We can all interpret these figures differently. As of now the headline unemployment figures for Obama look very good. However, I can just as easily point out that the *employment *rate is not great, and that at the height of an economic boom the U6 figure should perhaps be lower than it is.
The US is at the height of an economic boom?
Bernie Sanders showcasing economic ignorance and pandering?
I’m SHOCKED!!!
Wrong forum. Also, incorrect; there’s no “showcasing [of] economic ignorance.”
So do you think that this writer is unbiased?
http://www.newsday.com/opinion/letters/letter-jobless-numbers-are-misleading-1.10878362
Or what about this guy?
Or what about this?
Just about any time that somebody who is not an actual economist talks about the “real unemployment rate,” you can pretty much bet that they have an ax to grind. If you pay attention to the quoted examples, you can see why.
But just in case you don’t see it, I’ll point it out. They NEVER compare the current U6 to a previous U6. Instead, they compare the current U6 to a previous U3!

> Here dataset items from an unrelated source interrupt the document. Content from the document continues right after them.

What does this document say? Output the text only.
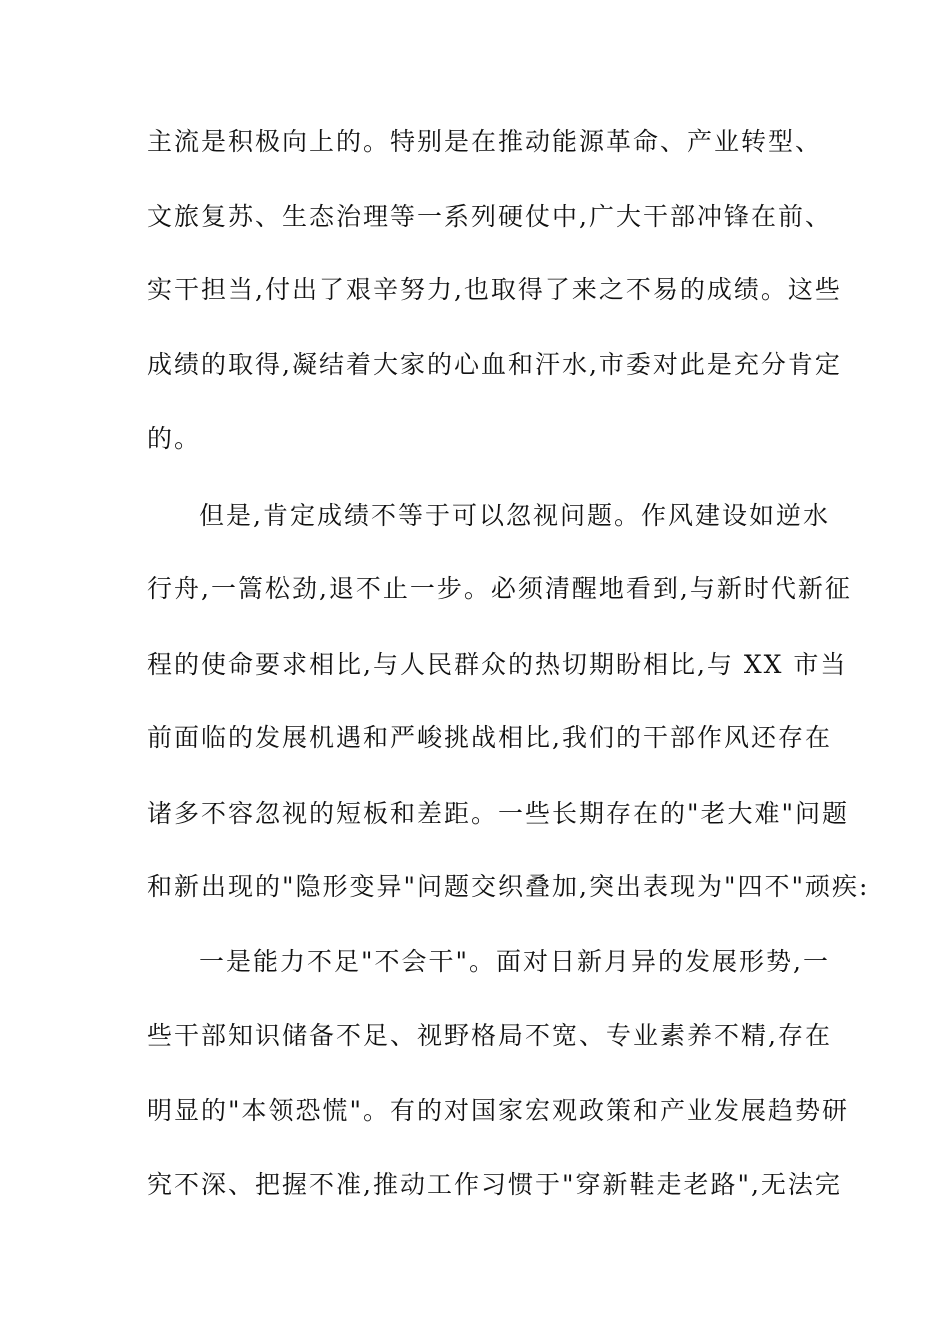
主流是积极向上的。特别是在推动能源革命、产业转型、
文旅复苏、生态治理等一系列硬仗中,广大干部冲锋在前、
实干担当,付出了艰辛努力,也取得了来之不易的成绩。这些
成绩的取得,凝结着大家的心血和汗水,市委对此是充分肯定
的。
但是,肯定成绩不等于可以忽视问题。作风建设如逆水
行舟,一篙松劲,退不止一步。必须清醒地看到,与新时代新征
程的使命要求相比,与人民群众的热切期盼相比,与 XX 市当
前面临的发展机遇和严峻挑战相比,我们的干部作风还存在
诸多不容忽视的短板和差距。一些长期存在的"老大难"问题
和新出现的"隐形变异"问题交织叠加,突出表现为"四不"顽疾:
一是能力不足"不会干"。面对日新月异的发展形势,一
些干部知识储备不足、视野格局不宽、专业素养不精,存在
明显的"本领恐慌"。有的对国家宏观政策和产业发展趋势研
究不深、把握不准,推动工作习惯于"穿新鞋走老路",无法完
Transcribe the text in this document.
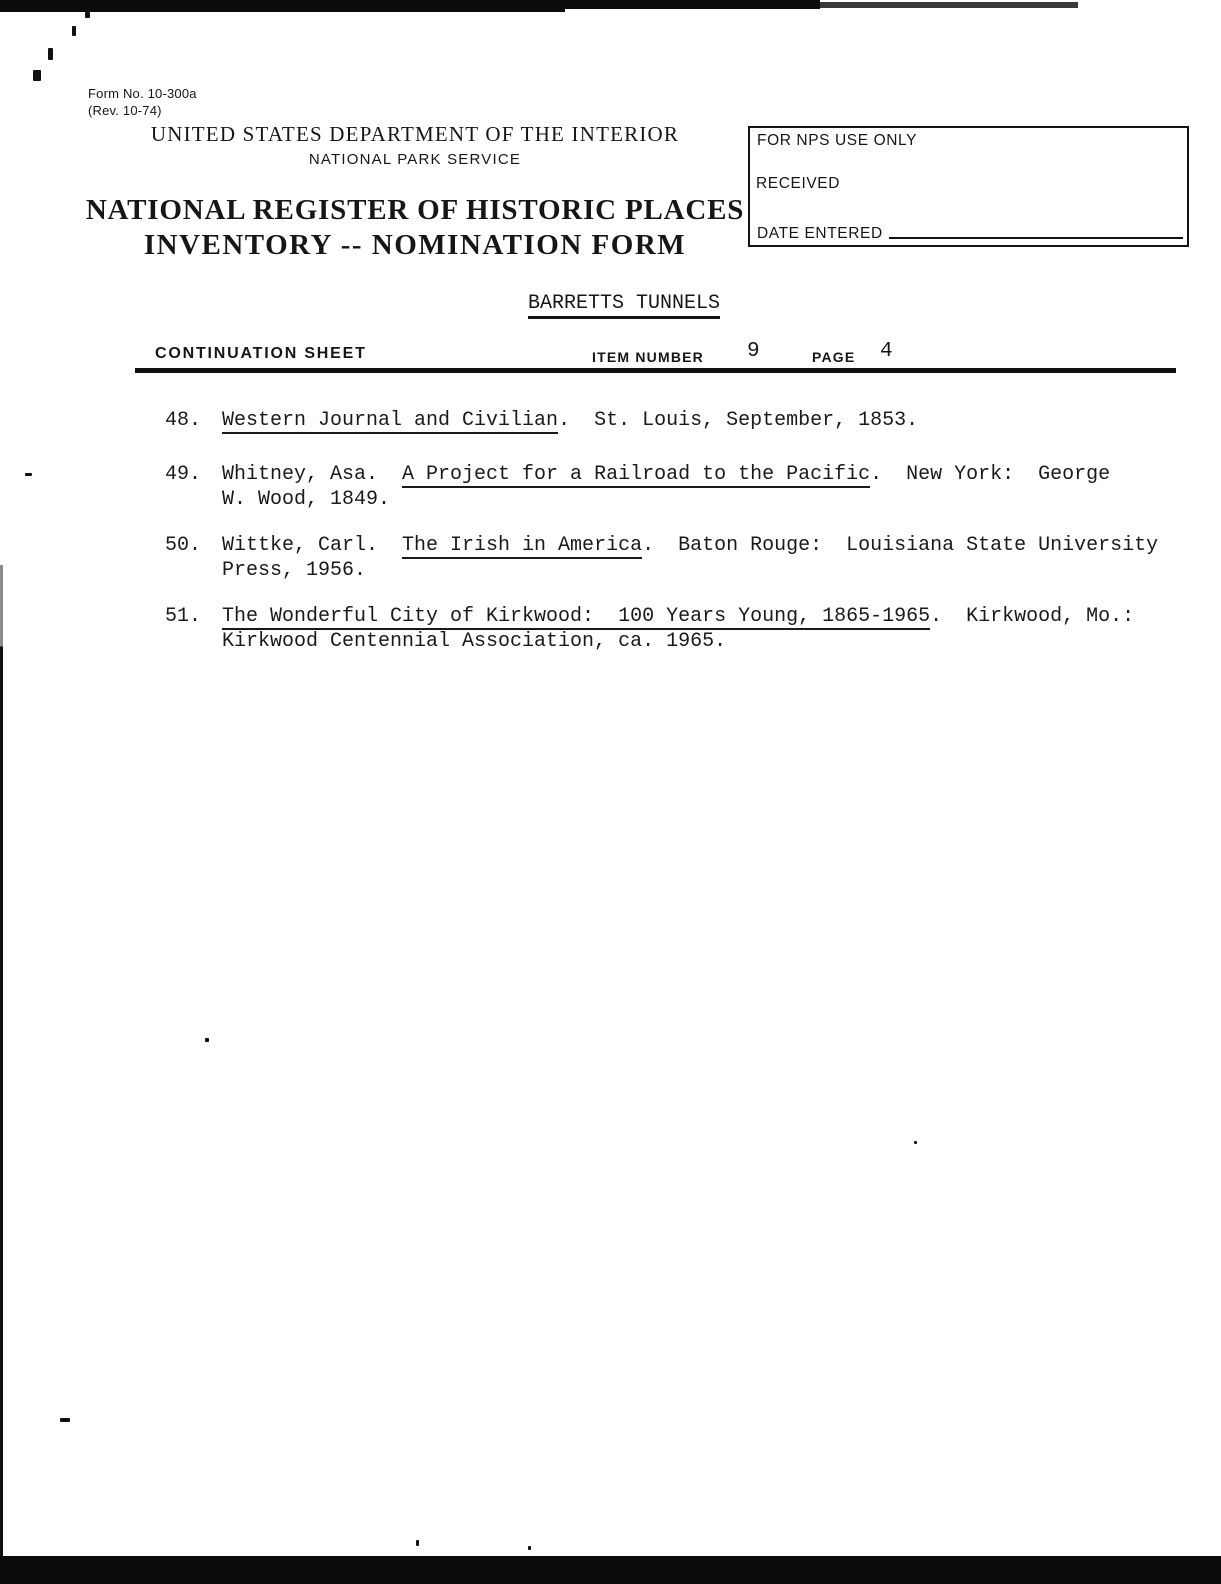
Form No. 10-300a
(Rev. 10-74)
UNITED STATES DEPARTMENT OF THE INTERIOR
NATIONAL PARK SERVICE
FOR NPS USE ONLY
RECEIVED
DATE ENTERED
NATIONAL REGISTER OF HISTORIC PLACES
INVENTORY -- NOMINATION FORM
BARRETTS TUNNELS
CONTINUATION SHEET	ITEM NUMBER 9	PAGE 4
48.	Western Journal and Civilian.  St. Louis, September, 1853.
49.	Whitney, Asa.  A Project for a Railroad to the Pacific.  New York:  George
W. Wood, 1849.
50.	Wittke, Carl.  The Irish in America.  Baton Rouge:  Louisiana State University
Press, 1956.
51.	The Wonderful City of Kirkwood:  100 Years Young, 1865-1965.  Kirkwood, Mo.:
Kirkwood Centennial Association, ca. 1965.
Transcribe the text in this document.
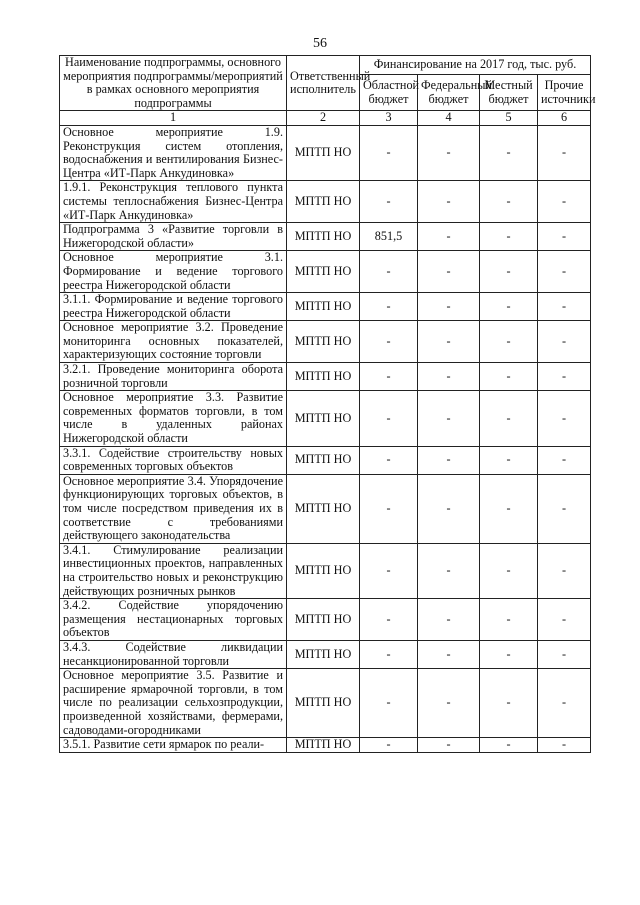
56
Наименование подпрограммы, основного мероприятия подпрограммы/мероприятий в рамках основного мероприятия подпрограммы	Ответственный исполнитель	Финансирование на 2017 год, тыс. руб.			
		Областной бюджет	Федеральный бюджет	Местный бюджет	Прочие источники
1	2	3	4	5	6
Основное мероприятие 1.9. Реконструкция систем отопления, водоснабжения и вентилирования Бизнес-Центра «ИТ-Парк Анкудиновка»	МПТП НО	-	-	-	-
1.9.1. Реконструкция теплового пункта системы теплоснабжения Бизнес-Центра «ИТ-Парк Анкудиновка»	МПТП НО	-	-	-	-
Подпрограмма 3 «Развитие торговли в Нижегородской области»	МПТП НО	851,5	-	-	-
Основное мероприятие 3.1. Формирование и ведение торгового реестра Нижегородской области	МПТП НО	-	-	-	-
3.1.1. Формирование и ведение торгового реестра Нижегородской области	МПТП НО	-	-	-	-
Основное мероприятие 3.2. Проведение мониторинга основных показателей, характеризующих состояние торговли	МПТП НО	-	-	-	-
3.2.1. Проведение мониторинга оборота розничной торговли	МПТП НО	-	-	-	-
Основное мероприятие 3.3. Развитие современных форматов торговли, в том числе в удаленных районах Нижегородской области	МПТП НО	-	-	-	-
3.3.1. Содействие строительству новых современных торговых объектов	МПТП НО	-	-	-	-
Основное мероприятие 3.4. Упорядочение функционирующих торговых объектов, в том числе посредством приведения их в соответствие с требованиями действующего законодательства	МПТП НО	-	-	-	-
3.4.1. Стимулирование реализации инвестиционных проектов, направленных на строительство новых и реконструкцию действующих розничных рынков	МПТП НО	-	-	-	-
3.4.2. Содействие упорядочению размещения нестационарных торговых объектов	МПТП НО	-	-	-	-
3.4.3. Содействие ликвидации несанкционированной торговли	МПТП НО	-	-	-	-
Основное мероприятие 3.5. Развитие и расширение ярмарочной торговли, в том числе по реализации сельхозпродукции, произведенной хозяйствами, фермерами, садоводами-огородниками	МПТП НО	-	-	-	-
3.5.1. Развитие сети ярмарок по реали-	МПТП НО	-	-	-	-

So, in other words, you have let your own biases come up with the conclusion that you like and your not surprised about that. Well, I am not either.
The fact is that the ones who are showcasing their ignorance or lying are the ones who compare the U6 unemployment rate now to the U3 unemployment rate in the past. I don’t see any evidence that Bernie Sanders is doing that. The only people I hear doing that is conservative apologists quoting Bernie Sanders.
I think what Sanders is doing is to say that (AFAICT) the U6 unemployment rate is the “real” rate -
Cite. It appears that Sanders does not believe that the “most standardly quoted unemployment rate” is not a valid measurement, and was not valid in the past either. Whether that in itself makes him ignorant or lying I couldn’t say. I suspect now that he is running for President his point is that capitalism is bad, and the U6 figure proves it.
He would have said the same under Bush, for much the same reasons.
Regards,
Shodan
IMHO, U6 is the better number to use. It would be better if the media had started using it thirty years ago as “The Unemployment Rate.” But that ship has sailed, and pretty much any attempt to use the U6 number as the real unemployment rate by a politician without setting the historical context is basically intending to mislead. Only a very small subset of wonks is going to have any idea if a 10.5% U6 is good, bad, or middling by historical standards. Everyone else is going to compare it to the 4-5.5% good, 5.5-7% middling, 7%+ bad standard that they’ve internalized from hearing decades of unemployment reports.
It’d be like me saying, “hey, it’s a brisk day; it’s 50 degrees out” and you respond “the real temperature is 10 degrees.” It’s not a false statement, but it’s going to sound a hell of a lot colder to those of calibrated on a different scale.
And pretty much did.
But…look, I know you disagree with the man on many issues. But surely there are possible explanations beyond “lying, ignorant, or anti-capitalist.”